Is this a standard result with a well known proof? Or would anyone know how to go about proving it?

$$\lim_{k\to\infty}\frac{1}{k}(\sum_{i=1}^k \sin(\omega i)\sin(\omega(i-j))=\frac{1}{2\pi} \int_{0}^{2 \pi}\sin (\omega x)\sin(\omega(x-j))dx,$$ where $j$ is an integer $\ge 0$ and $\omega \in \mathbb{R}$.
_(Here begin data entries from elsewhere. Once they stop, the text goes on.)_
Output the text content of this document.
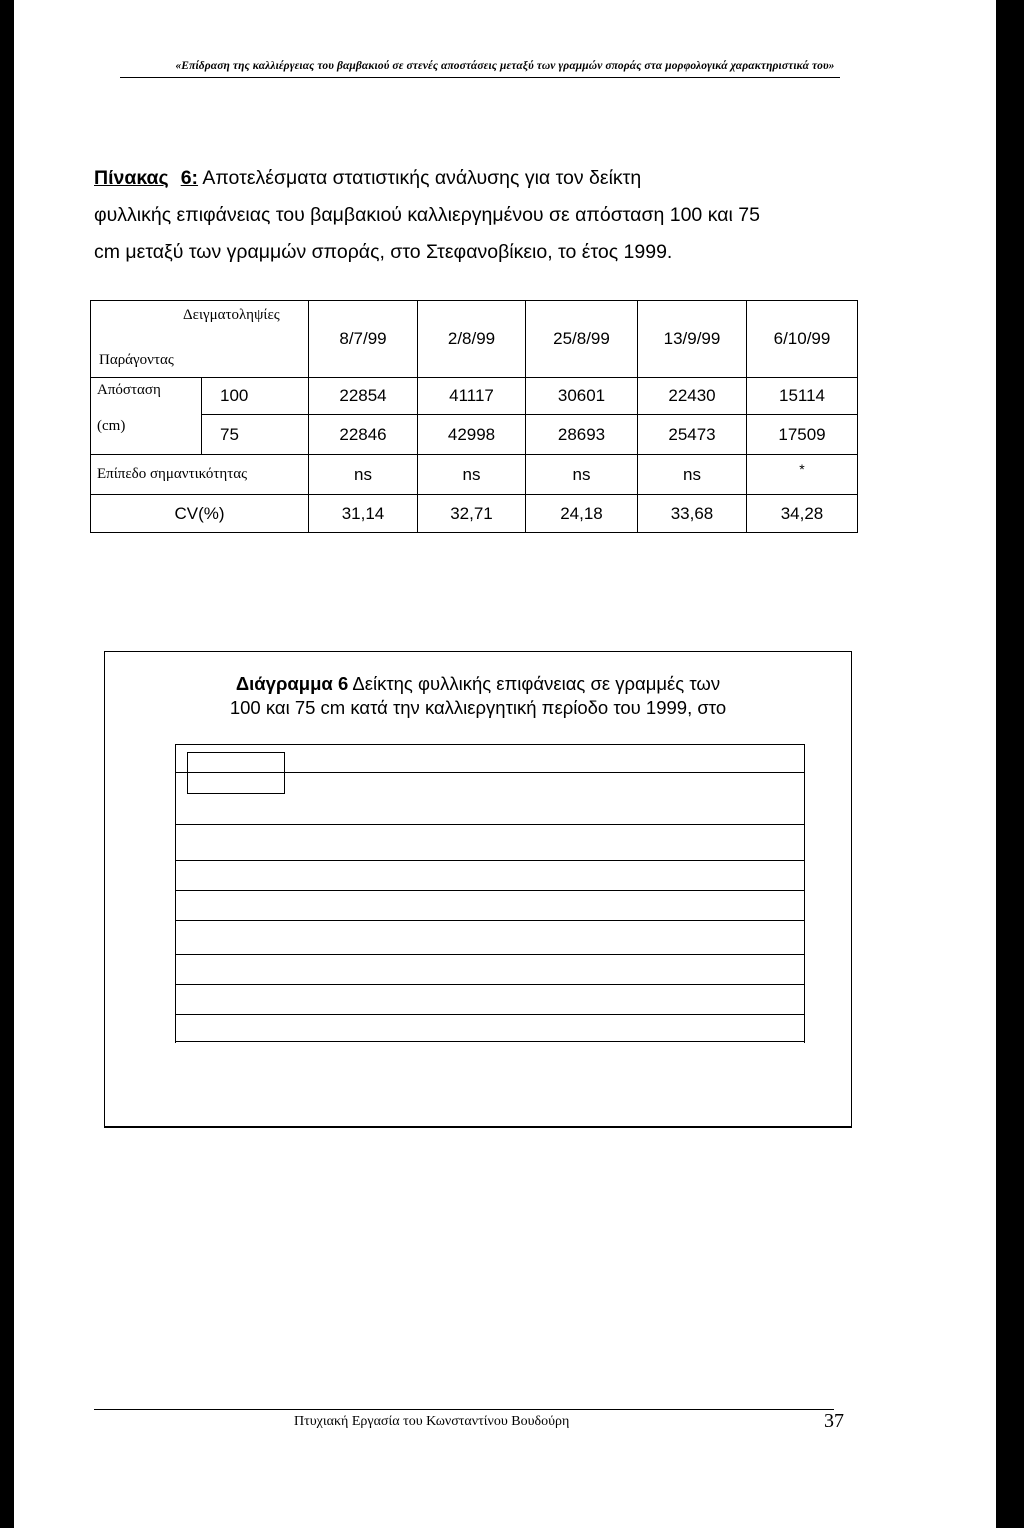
«Επίδραση της καλλιέργειας του βαμβακιού σε στενές αποστάσεις μεταξύ των γραμμών σποράς στα μορφολογικά χαρακτηριστικά του»
Πίνακας 6: Αποτελέσματα στατιστικής ανάλυσης για τον δείκτη
φυλλικής επιφάνειας του βαμβακιού καλλιεργημένου σε απόσταση 100 και 75
cm μεταξύ των γραμμών σποράς, στο Στεφανοβίκειο, το έτος 1999.
Δειγματοληψίες
Παράγοντας		8/7/99	2/8/99	25/8/99	13/9/99	6/10/99

Απόσταση
(cm)	100	22854	41117	30601	22430	15114
	75	22846	42998	28693	25473	17509
Επίπεδο σημαντικότητας		ns	ns	ns	ns	*
CV(%)		31,14	32,71	24,18	33,68	34,28
Διάγραμμα 6 Δείκτης φυλλικής επιφάνειας σε γραμμές των
100 και 75 cm κατά την καλλιεργητική περίοδο του 1999, στο
Πτυχιακή Εργασία του Κωνσταντίνου Βουδούρη	37
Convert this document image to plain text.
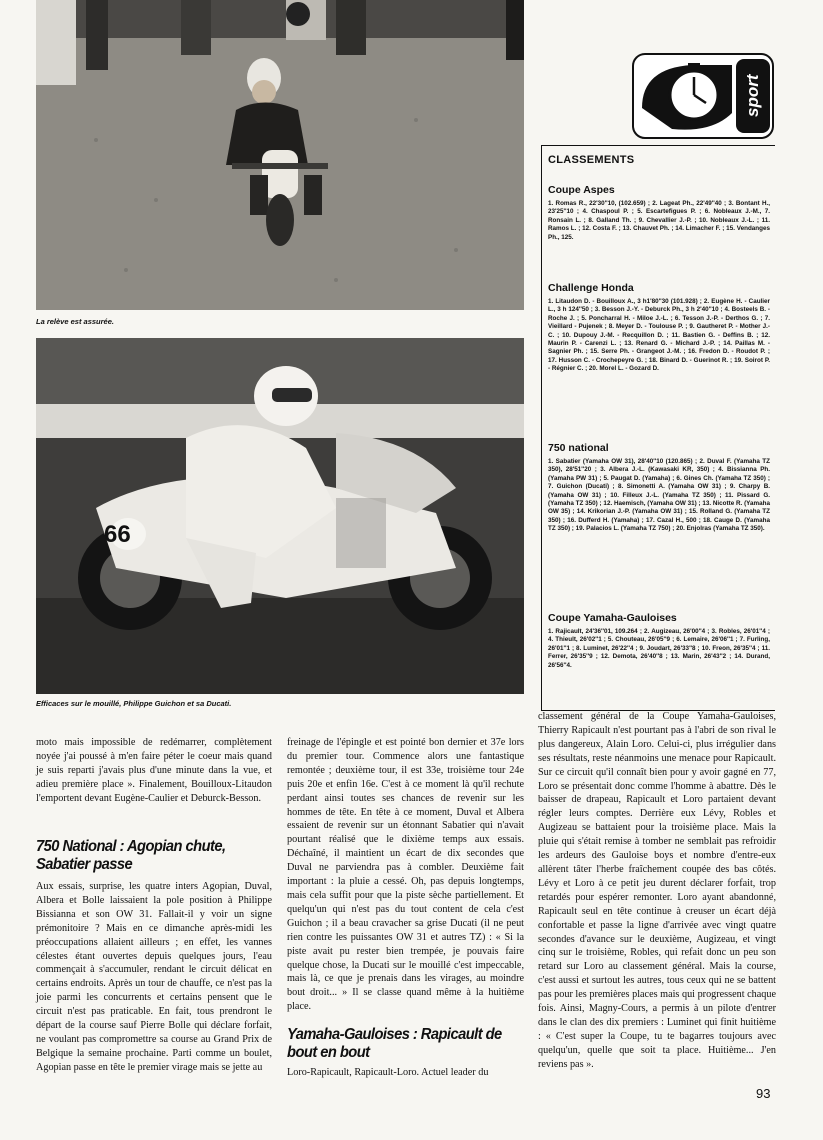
La relève est assurée.
66
Efficaces sur le mouillé, Philippe Guichon et sa Ducati.
sport
CLASSEMENTS
Coupe Aspes

1. Romas R., 22'30''10, (102.659) ; 2. Lageat Ph., 22'49''40 ; 3. Bontant H., 23'25''10 ; 4. Chaspoul P. ; 5. Escartefigues P. ; 6. Nobleaux J.-M., 7. Ronsain L. ; 8. Galland Th. ; 9. Chevallier J.-P. ; 10. Nobleaux J.-L. ; 11. Ramos L. ; 12. Costa F. ; 13. Chauvet Ph. ; 14. Limacher F. ; 15. Vendanges Ph., 125.

Challenge Honda

1. Litaudon D. - Bouilloux A., 3 h1'80''30 (101.928) ; 2. Eugène H. - Caulier L., 3 h 124''50 ; 3. Besson J.-Y. - Deburck Ph., 3 h 2'40''10 ; 4. Bosteels B. - Roche J. ; 5. Poncharral H. - Miloe J.-L. ; 6. Tesson J.-P. - Derthos G. ; 7. Vieillard - Pujenek ; 8. Meyer D. - Toulouse P. ; 9. Gautheret P. - Mother J.-C. ; 10. Dupouy J.-M. - Recquillon D. ; 11. Bastien G. - Deffins B. ; 12. Maurin P. - Carenzi L. ; 13. Renard G. - Michard J.-P. ; 14. Paillas M. - Sagnier Ph. ; 15. Serre Ph. - Grangeot J.-M. ; 16. Fredon D. - Roudot P. ; 17. Husson C. - Crochepeyre G. ; 18. Binard D. - Guerinot R. ; 19. Soirot P. - Régnier C. ; 20. Morel L. - Gozard D.

750 national

1. Sabatier (Yamaha OW 31), 28'40''10 (120.865) ; 2. Duval F. (Yamaha TZ 350), 28'51''20 ; 3. Albera J.-L. (Kawasaki KR, 350) ; 4. Bissianna Ph. (Yamaha PW 31) ; 5. Paugat D. (Yamaha) ; 6. Gines Ch. (Yamaha TZ 350) ; 7. Guichon (Ducati) ; 8. Simonetti A. (Yamaha OW 31) ; 9. Charpy B. (Yamaha OW 31) ; 10. Filleux J.-L. (Yamaha TZ 350) ; 11. Pissard G. (Yamaha TZ 350) ; 12. Haemisch, (Yamaha OW 31) ; 13. Nicotte R. (Yamaha OW 35) ; 14. Krikorian J.-P. (Yamaha OW 31) ; 15. Rolland G. (Yamaha TZ 350) ; 16. Dufferd H. (Yamaha) ; 17. Cazal H., 500 ; 18. Cauge D. (Yamaha TZ 350) ; 19. Palacios L. (Yamaha TZ 750) ; 20. Enjolras (Yamaha TZ 350).

Coupe Yamaha-Gauloises

1. Rajicault, 24'36''01, 109.264 ; 2. Augizeau, 26'00''4 ; 3. Robles, 26'01''4 ; 4. Thieult, 26'02''1 ; 5. Chouteau, 26'05''9 ; 6. Lemaire, 26'06''1 ; 7. Furling, 26'01''1 ; 8. Luminet, 26'22''4 ; 9. Joudart, 26'33''8 ; 10. Freon, 26'35''4 ; 11. Ferrer, 26'35''9 ; 12. Demota, 26'40''8 ; 13. Marin, 26'43''2 ; 14. Durand, 26'56''4.

moto mais impossible de redémarrer, complètement noyée j'ai poussé à m'en faire péter le coeur mais quand je suis reparti j'avais plus d'une minute dans la vue, et adieu première place ». Finalement, Bouilloux-Litaudon l'emportent devant Eugène-Caulier et Deburck-Besson.

750 National : Agopian chute, Sabatier passe

Aux essais, surprise, les quatre inters Agopian, Duval, Albera et Bolle laissaient la pole position à Philippe Bissianna et son OW 31. Fallait-il y voir un signe prémonitoire ? Mais en ce dimanche après-midi les préoccupations allaient ailleurs ; en effet, les vannes célestes étant ouvertes depuis quelques jours, l'eau commençait à s'accumuler, rendant le circuit délicat en certains endroits. Après un tour de chauffe, ce n'est pas la joie parmi les concurrents et certains pensent que le circuit n'est pas praticable. En fait, tous prendront le départ de la course sauf Pierre Bolle qui déclare forfait, ne voulant pas compromettre sa course au Grand Prix de Belgique la semaine prochaine. Parti comme un boulet, Agopian passe en tête le premier virage mais se jette au

freinage de l'épingle et est pointé bon dernier et 37e lors du premier tour. Commence alors une fantastique remontée ; deuxième tour, il est 33e, troisième tour 24e puis 20e et enfin 16e. C'est à ce moment là qu'il rechute perdant ainsi toutes ses chances de revenir sur les hommes de tête. En tête à ce moment, Duval et Albera essaient de revenir sur un étonnant Sabatier qui n'avait pourtant réalisé que le dixième temps aux essais. Déchaîné, il maintient un écart de dix secondes que Duval ne parviendra pas à combler. Deuxième fait important : la pluie a cessé. Oh, pas depuis longtemps, mais cela suffit pour que la piste sèche partiellement. Et quelqu'un qui n'est pas du tout content de cela c'est Guichon ; il a beau cravacher sa grise Ducati (il ne peut rien contre les puissantes OW 31 et autres TZ) : « Si la piste avait pu rester bien trempée, je pouvais faire quelque chose, la Ducati sur le mouillé c'est impeccable, mais là, ce que je prenais dans les virages, au moindre bout droit... » Il se classe quand même à la huitième place.

Yamaha-Gauloises : Rapicault de bout en bout

Loro-Rapicault, Rapicault-Loro. Actuel leader du

classement général de la Coupe Yamaha-Gauloises, Thierry Rapicault n'est pourtant pas à l'abri de son rival le plus dangereux, Alain Loro. Celui-ci, plus irrégulier dans ses résultats, reste néanmoins une menace pour Rapicault. Sur ce circuit qu'il connaît bien pour y avoir gagné en 77, Loro se présentait donc comme l'homme à abattre. Dès le baisser de drapeau, Rapicault et Loro partaient devant régler leurs comptes. Derrière eux Lévy, Robles et Augizeau se battaient pour la troisième place. Mais la pluie qui s'était remise à tomber ne semblait pas refroidir les ardeurs des Gauloise boys et nombre d'entre-eux allèrent tâter l'herbe fraîchement coupée des bas côtés. Lévy et Loro à ce petit jeu durent déclarer forfait, trop retardés pour espérer remonter. Loro ayant abandonné, Rapicault seul en tête continue à creuser un écart déjà confortable et passe la ligne d'arrivée avec vingt quatre secondes d'avance sur le deuxième, Augizeau, et vingt cinq sur le troisième, Robles, qui refait donc un peu son retard sur Loro au classement général. Mais la course, c'est aussi et surtout les autres, tous ceux qui ne se battent pas pour les premières places mais qui progressent chaque fois. Ainsi, Magny-Cours, a permis à un pilote d'entrer dans le clan des dix premiers : Luminet qui finit huitième : « C'est super la Coupe, tu te bagarres toujours avec quelqu'un, quelle que soit ta place. Huitième... J'en reviens pas ».

93
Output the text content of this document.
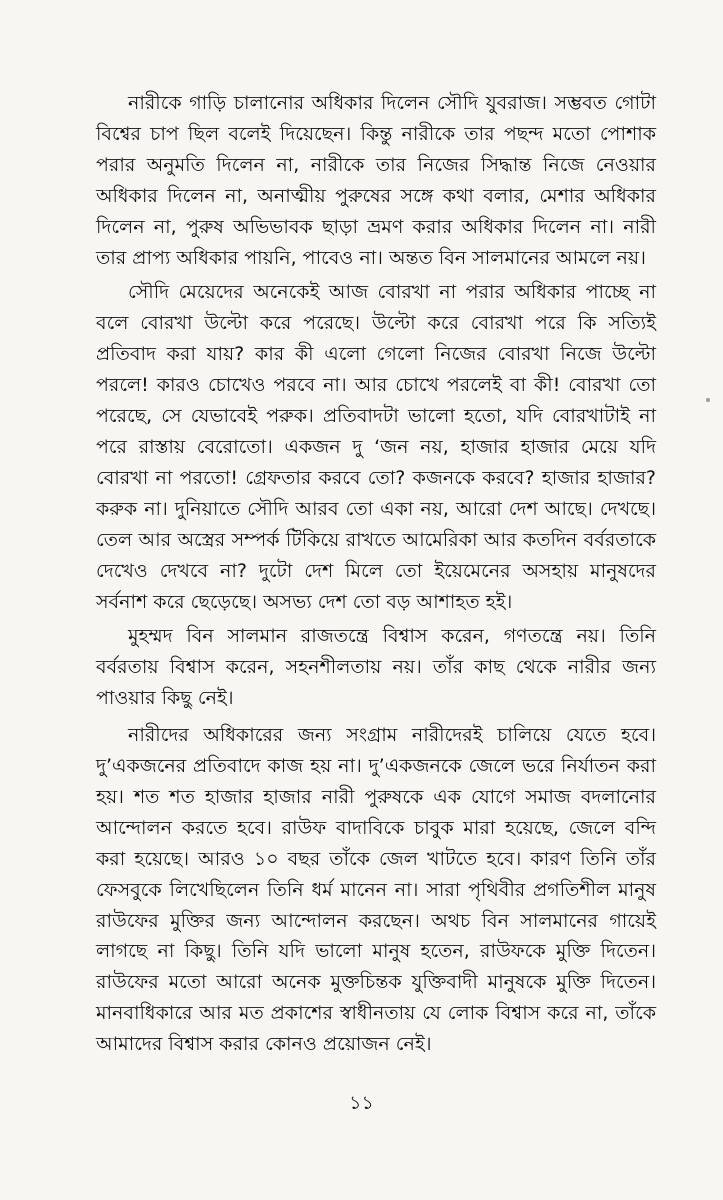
নারীকে গাড়ি চালানোর অধিকার দিলেন সৌদি যুবরাজ। সম্ভবত গোটা বিশ্বের চাপ ছিল বলেই দিয়েছেন। কিন্তু নারীকে তার পছন্দ মতো পোশাক পরার অনুমতি দিলেন না, নারীকে তার নিজের সিদ্ধান্ত নিজে নেওয়ার অধিকার দিলেন না, অনাত্মীয় পুরুষের সঙ্গে কথা বলার, মেশার অধিকার দিলেন না, পুরুষ অভিভাবক ছাড়া ভ্রমণ করার অধিকার দিলেন না। নারী তার প্রাপ্য অধিকার পায়নি, পাবেও না। অন্তত বিন সালমানের আমলে নয়।

সৌদি মেয়েদের অনেকেই আজ বোরখা না পরার অধিকার পাচ্ছে না বলে বোরখা উল্টো করে পরেছে। উল্টো করে বোরখা পরে কি সত্যিই প্রতিবাদ করা যায়? কার কী এলো গেলো নিজের বোরখা নিজে উল্টো পরলে! কারও চোখেও পরবে না। আর চোখে পরলেই বা কী! বোরখা তো পরেছে, সে যেভাবেই পরুক। প্রতিবাদটা ভালো হতো, যদি বোরখাটাই না পরে রাস্তায় বেরোতো। একজন দু ‘জন নয়, হাজার হাজার মেয়ে যদি বোরখা না পরতো! গ্রেফতার করবে তো? কজনকে করবে? হাজার হাজার? করুক না। দুনিয়াতে সৌদি আরব তো একা নয়, আরো দেশ আছে। দেখছে। তেল আর অস্ত্রের সম্পর্ক টিকিয়ে রাখতে আমেরিকা আর কতদিন বর্বরতাকে দেখেও দেখবে না? দুটো দেশ মিলে তো ইয়েমেনের অসহায় মানুষদের সর্বনাশ করে ছেড়েছে। অসভ্য দেশ তো বড় আশাহত হই।

মুহম্মদ বিন সালমান রাজতন্ত্রে বিশ্বাস করেন, গণতন্ত্রে নয়। তিনি বর্বরতায় বিশ্বাস করেন, সহনশীলতায় নয়। তাঁর কাছ থেকে নারীর জন্য পাওয়ার কিছু নেই।

নারীদের অধিকারের জন্য সংগ্রাম নারীদেরই চালিয়ে যেতে হবে। দু’একজনের প্রতিবাদে কাজ হয় না। দু’একজনকে জেলে ভরে নির্যাতন করা হয়। শত শত হাজার হাজার নারী পুরুষকে এক যোগে সমাজ বদলানোর আন্দোলন করতে হবে। রাউফ বাদাবিকে চাবুক মারা হয়েছে, জেলে বন্দি করা হয়েছে। আরও ১০ বছর তাঁকে জেল খাটতে হবে। কারণ তিনি তাঁর ফেসবুকে লিখেছিলেন তিনি ধর্ম মানেন না। সারা পৃথিবীর প্রগতিশীল মানুষ রাউফের মুক্তির জন্য আন্দোলন করছেন। অথচ বিন সালমানের গায়েই লাগছে না কিছু। তিনি যদি ভালো মানুষ হতেন, রাউফকে মুক্তি দিতেন। রাউফের মতো আরো অনেক মুক্তচিন্তক যুক্তিবাদী মানুষকে মুক্তি দিতেন। মানবাধিকারে আর মত প্রকাশের স্বাধীনতায় যে লোক বিশ্বাস করে না, তাঁকে আমাদের বিশ্বাস করার কোনও প্রয়োজন নেই।

১১
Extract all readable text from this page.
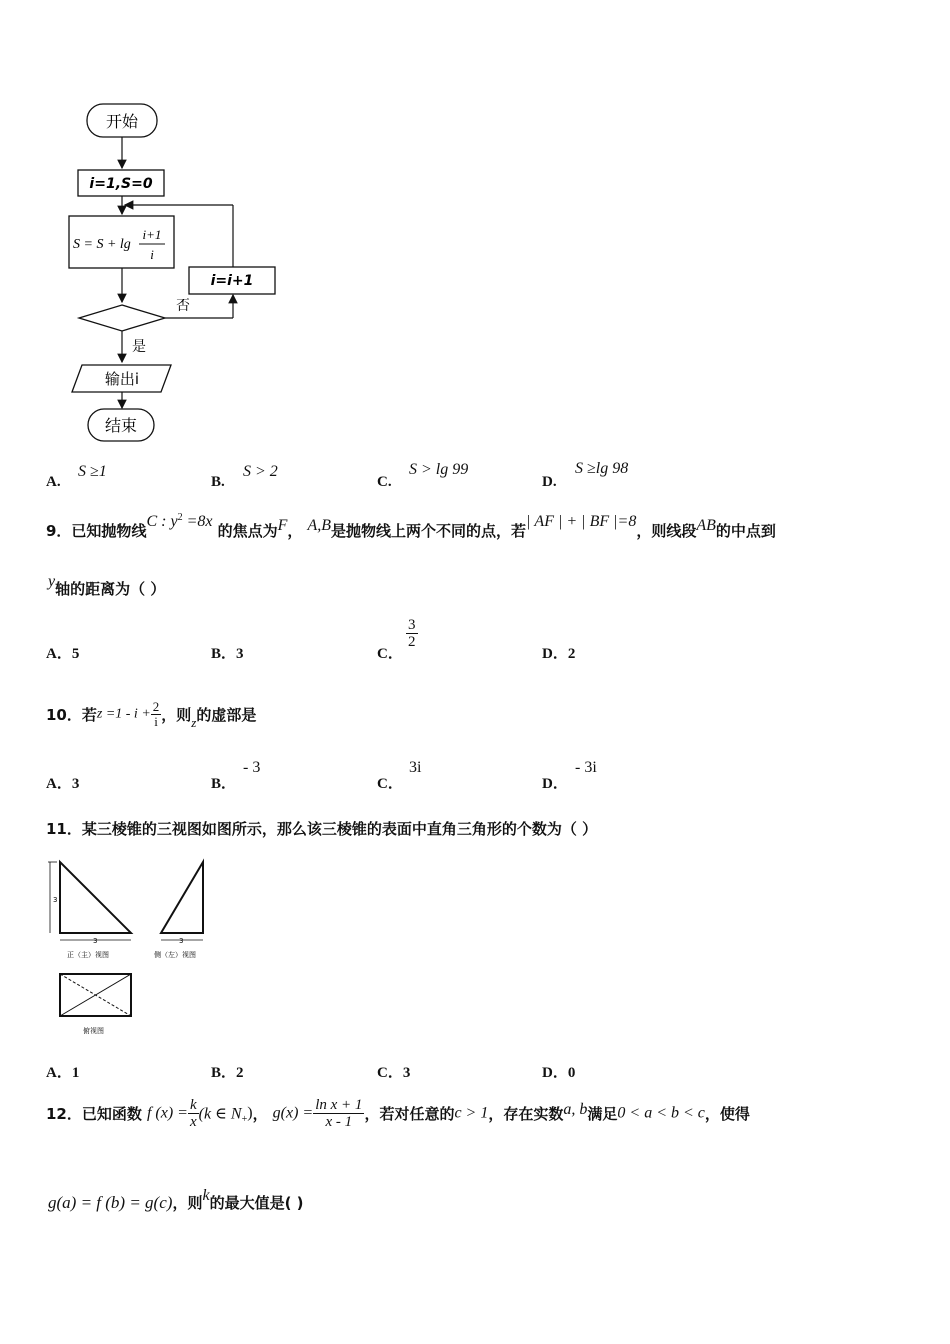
开始
i=1,S=0
S = S + lg
i+1
i
否
i=i+1
是
输出i
结束
A.
S ≥1
B.
S > 2
C.
S > lg 99
D.
S ≥lg 98
9．已知抛物线C : $y^2 =8x$ 的焦点为F， A,B是抛物线上两个不同的点，若| AF | + | BF |=8，则线段AB的中点到
y轴的距离为（ ）
A．5	B．3	C．
$\frac{3}{2}$
D．2
10．若$z =1 - i + \frac{2}{i}$ ，则$_z$的虚部是
A．3	B．
- 3
C．
3i
D．
- 3i
11．某三棱锥的三视图如图所示，那么该三棱锥的表面中直角三角形的个数为（ ）
3
3
正（主）视图
3
侧（左）视图
俯视图
A．1	B．2	C．3	D．0
12．已知函数 f $(x) = \frac{k}{x} (k$ ∈ $N_+$)， $g(x) = \frac{\text{ln x + 1}}{x - 1}$ ，若对任意的c > 1，存在实数a, b满足0 < a < b < c，使得
g(a) = f (b) = g(c)，则k的最大值是( )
I have shown that this seemingly works numerically for large values of $k$, but wanted to see if this is true analytically.

Answer 1

Using the Riemann sum: $$\lim_{n\to \infty}\sum_{i=1}^nf(x_i)\Delta x=\int_a^bf(x)dx$$ where $\Delta x=\frac{b-a}{n}$ and $x_i=a+\Delta x \cdot i$,

you get, $$\frac{1}{2\pi}\int_0^{2\pi}\sin(\omega x)\sin(\omega(x-j))dx=\lim_{k\to\infty}\frac{1}{k}\sum_{i=1}^{k}\sin\left(\omega\frac{2\pi i}{n}\right)\sin\left(\omega\left(\frac{2\pi i}{n}-j\right)\right)$$ and using trigonometric identities you should be able to show $$\frac{1}{k}\sum_{i=1}^{k}\sin\left(\omega\frac{2\pi i}{n}\right)\sin\left(\omega\left(\frac{2\pi i}{n}-j\right)\right)=\frac{1}{k}\sum_{i=1}^{k}\sin(\omega i )\sin\left(\omega i-j)\right)$$ yet, I was unable to achieve this.

This may be of use: How can we sum up $\sin$ and $\cos$ series when the angles are in arithmetic progression?